Va-t-il quitter la Corée ou pas? General Motors a annoncé la semaine dernière qu‘il fermerait d‘ici mai son usine de Gunsan, au sud-ouest de Seoul, et qu‘il déciderait de l‘avenir de ses trois autres sites dans le pays dans les semaines à venir. Il laissait comprendre qu'il abandonnerait alors la Corée du Sud.

Mais un autre scénario pourrait s'esquisser. Le géant américain pourrait convertir la dette de quelque 2,2 milliards de dollars (1,78 milliard d'euros) de sa filiale sud-coréenne en actions en contrepartie du soutien financier de Séoul. Auquel cas, il devrait bien sûr rester en Corée.

En tout état de cause, GM ne retrouverait pas les volume de jadis en Corée


Cette conversion de dette en actions permettra en effet à GM de poursuivre ses activités en Corée du Sud, sans y perdre d'argent.
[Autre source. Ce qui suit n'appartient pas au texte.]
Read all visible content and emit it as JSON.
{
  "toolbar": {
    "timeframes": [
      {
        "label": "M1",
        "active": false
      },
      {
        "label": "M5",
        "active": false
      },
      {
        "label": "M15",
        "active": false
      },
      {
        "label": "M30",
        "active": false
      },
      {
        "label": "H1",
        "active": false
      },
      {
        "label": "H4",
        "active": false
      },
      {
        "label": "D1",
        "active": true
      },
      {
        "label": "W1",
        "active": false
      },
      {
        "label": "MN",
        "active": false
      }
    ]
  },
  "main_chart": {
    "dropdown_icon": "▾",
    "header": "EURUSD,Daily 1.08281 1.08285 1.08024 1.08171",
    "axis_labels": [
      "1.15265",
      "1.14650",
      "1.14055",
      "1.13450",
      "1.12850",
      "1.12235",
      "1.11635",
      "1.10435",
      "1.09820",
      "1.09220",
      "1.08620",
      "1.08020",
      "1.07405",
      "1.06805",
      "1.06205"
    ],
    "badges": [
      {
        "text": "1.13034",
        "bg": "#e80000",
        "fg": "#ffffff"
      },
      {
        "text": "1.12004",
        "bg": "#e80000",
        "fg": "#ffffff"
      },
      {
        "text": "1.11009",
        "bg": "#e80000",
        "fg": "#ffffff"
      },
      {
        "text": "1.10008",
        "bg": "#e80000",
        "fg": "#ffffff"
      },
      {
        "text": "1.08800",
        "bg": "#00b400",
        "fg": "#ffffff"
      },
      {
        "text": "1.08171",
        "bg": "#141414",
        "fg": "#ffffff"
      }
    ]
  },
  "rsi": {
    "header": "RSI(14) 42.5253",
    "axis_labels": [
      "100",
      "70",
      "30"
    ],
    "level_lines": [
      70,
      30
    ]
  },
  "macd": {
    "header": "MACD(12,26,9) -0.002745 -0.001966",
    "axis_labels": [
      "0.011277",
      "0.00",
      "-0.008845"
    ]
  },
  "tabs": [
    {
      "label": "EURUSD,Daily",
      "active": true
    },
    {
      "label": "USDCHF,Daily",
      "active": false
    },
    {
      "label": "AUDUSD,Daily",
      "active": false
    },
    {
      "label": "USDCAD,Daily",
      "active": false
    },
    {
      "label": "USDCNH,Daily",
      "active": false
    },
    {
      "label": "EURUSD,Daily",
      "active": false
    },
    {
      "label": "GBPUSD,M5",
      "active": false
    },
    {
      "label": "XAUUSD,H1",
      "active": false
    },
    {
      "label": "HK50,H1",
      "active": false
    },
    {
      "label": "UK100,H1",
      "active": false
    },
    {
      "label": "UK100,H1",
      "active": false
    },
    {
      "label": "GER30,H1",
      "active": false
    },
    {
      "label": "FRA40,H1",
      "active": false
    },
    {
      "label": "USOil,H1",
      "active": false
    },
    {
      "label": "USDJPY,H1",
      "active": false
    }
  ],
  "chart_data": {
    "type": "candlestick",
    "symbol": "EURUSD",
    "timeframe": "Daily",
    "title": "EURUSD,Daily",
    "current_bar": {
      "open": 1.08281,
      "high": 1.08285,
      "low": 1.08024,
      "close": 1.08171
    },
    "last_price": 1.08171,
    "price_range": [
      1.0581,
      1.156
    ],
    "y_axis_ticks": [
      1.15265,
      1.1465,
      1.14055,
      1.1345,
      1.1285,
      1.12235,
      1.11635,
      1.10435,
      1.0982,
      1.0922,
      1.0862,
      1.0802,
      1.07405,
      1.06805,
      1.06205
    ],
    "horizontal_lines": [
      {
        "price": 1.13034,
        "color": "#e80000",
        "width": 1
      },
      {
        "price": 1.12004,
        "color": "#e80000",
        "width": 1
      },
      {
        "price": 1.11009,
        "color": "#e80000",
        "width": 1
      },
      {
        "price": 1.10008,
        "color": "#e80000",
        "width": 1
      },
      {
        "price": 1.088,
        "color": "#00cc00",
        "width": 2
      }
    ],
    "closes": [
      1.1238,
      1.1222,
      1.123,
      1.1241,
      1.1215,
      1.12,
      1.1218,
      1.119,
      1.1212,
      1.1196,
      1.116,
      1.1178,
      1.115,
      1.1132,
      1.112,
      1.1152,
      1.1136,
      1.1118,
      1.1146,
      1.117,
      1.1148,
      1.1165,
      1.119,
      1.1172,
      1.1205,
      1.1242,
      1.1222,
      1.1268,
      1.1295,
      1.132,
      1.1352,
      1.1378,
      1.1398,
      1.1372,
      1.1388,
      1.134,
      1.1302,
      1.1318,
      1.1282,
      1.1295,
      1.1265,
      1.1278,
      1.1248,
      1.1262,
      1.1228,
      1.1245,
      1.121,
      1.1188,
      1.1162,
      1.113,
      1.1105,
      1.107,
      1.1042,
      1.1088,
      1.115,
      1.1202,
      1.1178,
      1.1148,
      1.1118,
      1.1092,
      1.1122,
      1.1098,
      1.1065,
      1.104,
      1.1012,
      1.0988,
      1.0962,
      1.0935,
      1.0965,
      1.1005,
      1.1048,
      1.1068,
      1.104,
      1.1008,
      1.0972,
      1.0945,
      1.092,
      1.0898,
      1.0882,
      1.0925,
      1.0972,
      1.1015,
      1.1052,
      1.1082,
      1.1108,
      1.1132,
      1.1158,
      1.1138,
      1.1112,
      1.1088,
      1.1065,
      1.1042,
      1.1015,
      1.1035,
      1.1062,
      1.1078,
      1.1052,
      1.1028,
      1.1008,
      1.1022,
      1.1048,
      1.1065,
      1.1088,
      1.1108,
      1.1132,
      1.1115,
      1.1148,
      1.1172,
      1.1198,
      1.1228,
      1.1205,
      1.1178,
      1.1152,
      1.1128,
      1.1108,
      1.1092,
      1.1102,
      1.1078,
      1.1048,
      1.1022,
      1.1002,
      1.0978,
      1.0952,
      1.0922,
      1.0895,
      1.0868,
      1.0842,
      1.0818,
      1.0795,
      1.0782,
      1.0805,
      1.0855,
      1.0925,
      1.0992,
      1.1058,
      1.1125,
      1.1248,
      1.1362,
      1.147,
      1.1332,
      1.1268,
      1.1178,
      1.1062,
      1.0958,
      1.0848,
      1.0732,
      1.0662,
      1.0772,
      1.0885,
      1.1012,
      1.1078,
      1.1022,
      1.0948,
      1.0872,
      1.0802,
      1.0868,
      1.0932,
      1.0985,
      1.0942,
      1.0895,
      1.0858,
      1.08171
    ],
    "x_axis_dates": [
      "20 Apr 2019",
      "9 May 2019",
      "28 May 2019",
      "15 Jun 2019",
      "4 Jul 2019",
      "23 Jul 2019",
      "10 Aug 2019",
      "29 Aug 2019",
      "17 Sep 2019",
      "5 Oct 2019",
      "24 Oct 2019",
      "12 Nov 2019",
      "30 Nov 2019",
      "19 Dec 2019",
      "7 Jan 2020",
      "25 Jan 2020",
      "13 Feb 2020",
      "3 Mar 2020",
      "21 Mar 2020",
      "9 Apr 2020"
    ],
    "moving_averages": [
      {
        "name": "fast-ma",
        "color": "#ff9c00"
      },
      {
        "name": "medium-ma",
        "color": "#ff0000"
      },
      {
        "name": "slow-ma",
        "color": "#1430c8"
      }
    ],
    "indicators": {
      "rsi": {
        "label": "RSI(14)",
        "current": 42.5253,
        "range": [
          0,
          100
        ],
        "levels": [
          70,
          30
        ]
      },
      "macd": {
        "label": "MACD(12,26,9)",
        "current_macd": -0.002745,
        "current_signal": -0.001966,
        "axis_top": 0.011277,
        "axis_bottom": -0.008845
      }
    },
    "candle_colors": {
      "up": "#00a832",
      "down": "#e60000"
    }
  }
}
On ignore dans l‘immédiat les conséquences de cette initiative pour la banque publique de développement de Corée du Sud, qui possède une participation de 17% dans GM Korea.

Cette proposition s‘inscrit dans le choix stratégique du groupe de Detroit, qui a décidé de mettre l‘accent sur l‘innovation et la rentabilité plutôt que sur les volumes vendus. Depuis 2015, GM s‘est ainsi séparé de ses activités non rentables en Europe, qu‘il a vendues l‘an dernier à PSA, en Australie, en Afrique du Sud et en Russie.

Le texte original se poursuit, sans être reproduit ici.